Ontvangen 15 oktober 2009
De ondergetekende stelt het volgende amendement voor:
Artikel I wordt als volgt gewijzigd:
1. Onderdeel AE, onder 3, komt te luiden:
3. Het eerste lid, onder 5°, wordt vervangen door:
5°. door een kind van de ouders, tot een bedrag van € 5000, met dien verstande dat dit bedrag voor een kind tussen 18 en 35 jaar voor één kalenderjaar wordt verhoogd, mits op deze verhoogde vrijstelling in de aangifte een beroep wordt gedaan, tot een bedrag van € 24 000;
6°. door een kind of kleinkind van de ouders onderscheidenlijk grootouders in één kalenderjaar tot een bedrag van € 50 000, mits op de vrijstelling in de aangifte een beroep wordt gedaan en het bedrag wordt aangewend voor de aankoop van een voor zelfbewoning bestemde onroerende zaak;.

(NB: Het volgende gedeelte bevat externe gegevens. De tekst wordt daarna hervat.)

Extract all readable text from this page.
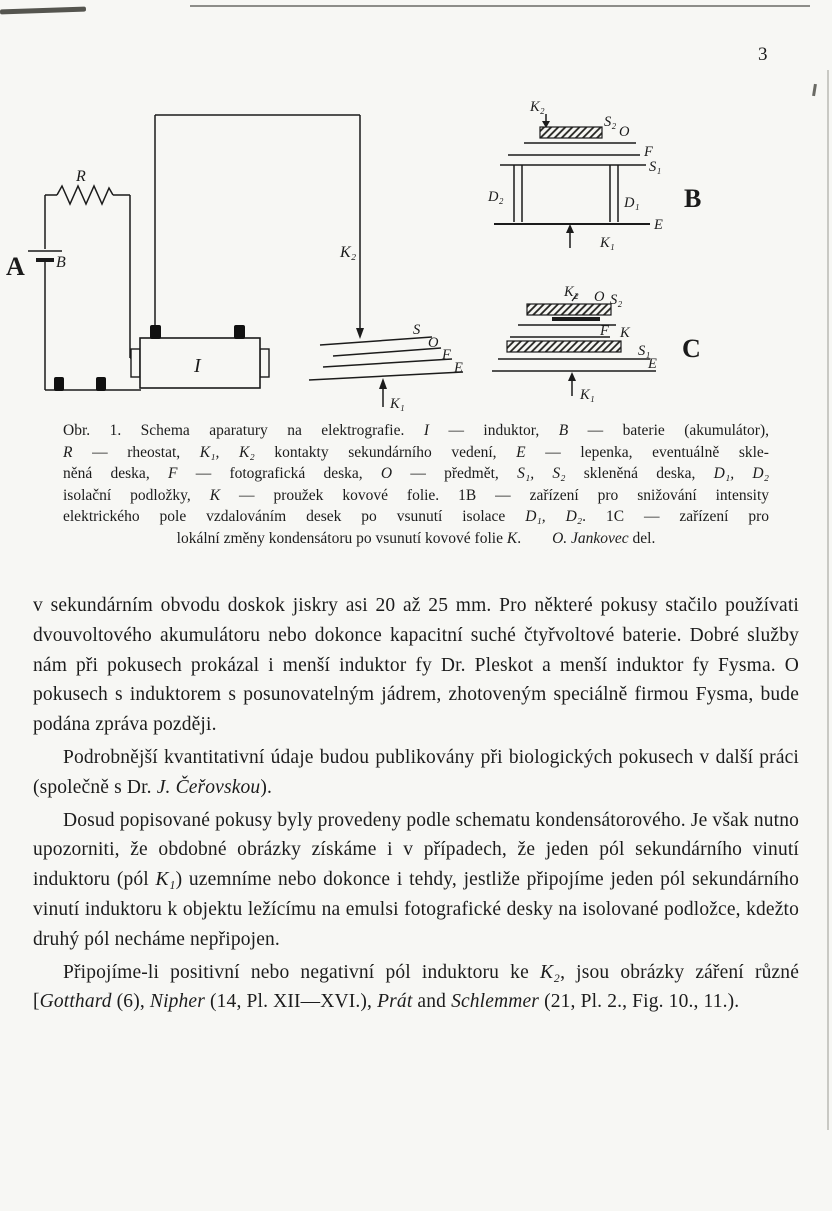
3
A
R
B
I
K₂
S
O
F
E
K₁
K₂
S₂
O
F
S₁
D₂	D₁
E
K₁
B
K₂ O S₂
F K
S₁
E
K₁
C
Obr. 1. Schema aparatury na elektrografie. I — induktor, B — baterie (akumulátor),
R — rheostat, K₁, K₂ kontakty sekundárního vedení, E — lepenka, eventuálně skle-
něná deska, F — fotografická deska, O — předmět, S₁, S₂ skleněná deska, D₁, D₂
isolační podložky, K — proužek kovové folie. 1B — zařízení pro snižování intensity
elektrického pole vzdalováním desek po vsunutí isolace D₁, D₂. 1C — zařízení pro
lokální změny kondensátoru po vsunutí kovové folie K.        O. Jankovec del.

v sekundárním obvodu doskok jiskry asi 20 až 25 mm. Pro některé pokusy stačilo používati dvouvoltového akumulátoru nebo dokonce kapacitní suché čtyřvoltové baterie. Dobré služby nám při pokusech prokázal i menší induktor fy Dr. Pleskot a menší induktor fy Fysma. O pokusech s induktorem s posunovatelným jádrem, zhotoveným speciálně firmou Fysma, bude podána zpráva později.

Podrobnější kvantitativní údaje budou publikovány při biologických pokusech v další práci (společně s Dr. J. Čeřovskou).

Dosud popisované pokusy byly provedeny podle schematu kondensátorového. Je však nutno upozorniti, že obdobné obrázky získáme i v případech, že jeden pól sekundárního vinutí induktoru (pól K₁) uzemníme nebo dokonce i tehdy, jestliže připojíme jeden pól sekundárního vinutí induktoru k objektu ležícímu na emulsi fotografické desky na isolované podložce, kdežto druhý pól necháme nepřipojen.

Připojíme-li positivní nebo negativní pól induktoru ke K₂, jsou obrázky záření různé [Gotthard (6), Nipher (14, Pl. XII—XVI.), Prát and Schlemmer (21, Pl. 2., Fig. 10., 11.).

2. Na onderdeel AG wordt een onderdeel ingevoegd, luidende:
AGa. In artikel 35a, eerste lid, wordt «33, eerste lid, 5° en 7°» vervangen door: 33, eerste lid, 5°, 6° en 7°.
Op grond van de voorgestelde wijziging wordt voor kinderen en kleinkinderen een extra eenmalige vrijstelling opgenomen ten bedrage van € 50 000. Voor de toepassing van deze extra eenmalige vrijstelling gelden twee voorwaarden. Ten eerste dient op die vrijstelling in de aangifte beroep te worden gedaan. Ten tweede dient de schenking te worden gebruikt voor de aanschaf van de eigen woning van het kind of het kleinkind. Voor de vrijstelling geldt geen beperking betreffende de leeftijd van het kind, respectievelijk kleinkind. De éénmalige vrijstelling voor de aanschaf van de eigen woning kan worden toegepast naast de vrijstellingen genoemd in artikel 33, eerste lid, onder 5o en onder 7o, van de Successiewet 1956.
De voorgestelde wijziging van artikel 35a van de Successiewet 1956 zorgt ervoor dat het bedrag van de extra vrijstelling voor de aanschaf van een eigen woning in verband met de inflatie wordt gecorrigeerd.